如果有负值，如何让 python 停止查找？

Question

I have a dict:

ff = {("Tom Brady",45678 ): [[456.0, 4050.0], [0.32, 5.6]]}

and

f = {("Tom Brady",45678 ): [[456.0, 4050.0, -1000.0], [0.32, 5.6, 4.56]]}

I have this code:

def find_neg (client_list: dict[tuple[str, int], list[list[float]]], client: tuple[str, int]) -> int

for a in client_list[client][0]: 
    if a>0:
      return 2
    if a<0
      return 1

the problem with this code is that when there is no negative value, python gives me an error telling me it cannot be NoneType. I want the code to give me an answer if there is a negative, but instead it only gives me an error.

Answer 1

You could make the list of lists (the value in your dictionaries) into one big list, and then use list comprehension to create a new list that only holds the negative numbers. If the length of this list comprehension result is bigger than 0, then you have negative numbers in any of the lists that is in the value of your dictionary.

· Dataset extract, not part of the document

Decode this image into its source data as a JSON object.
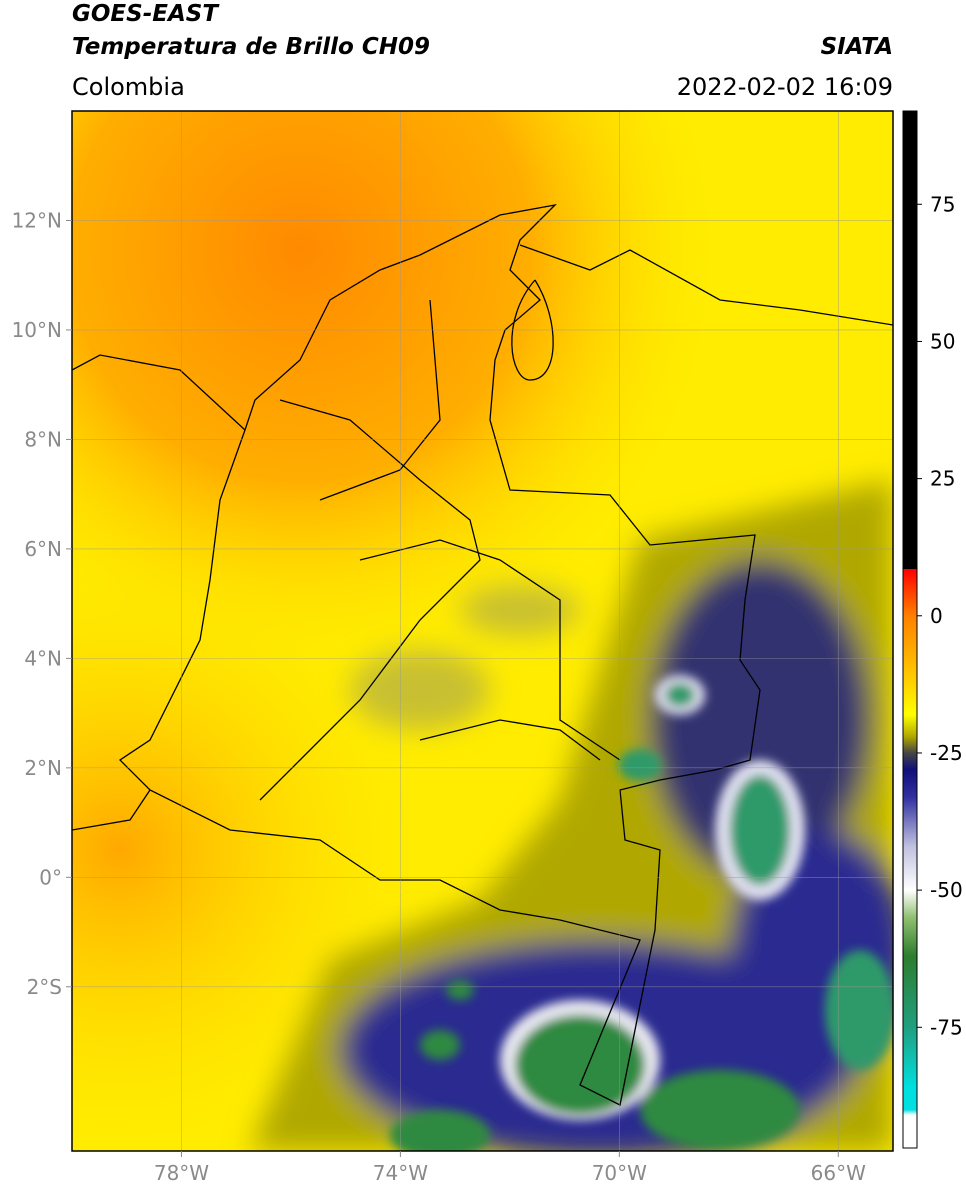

def find_neg (client_list: dict[tuple[str, int], list[list[float]]], client: tuple[str, int]) -> int:
    big_list = sum(client_list[client], [])
    negatives = [i for i in big_list if i < 0]
    if len(negatives) > 0:
        return True
    return False

(the sum is a little trick to create one list out of a list of lists).

As per comments; if you only need to know if there was a negative number (and you will never need to know what number(s) those were), you could simplify:

def find_neg (client_list: dict[tuple[str, int], list[list[float]]], client: tuple[str, int]) -> int:
    big_list = sum(client_list[client], [])
    for i in big_list:
        if i < 0:
            return True
    return False

Answer 2

Your current logic is:

def help_find_neg(lst: list[float]):
    for element in lst: 
        if element > 0:
            return 2
        if element < 0:
            return 1
        # and if element == 0: go to the next element

If your lst consists only of zeros, the function will skip all of them (and return None ).

This might be the reason behind your NoneType error.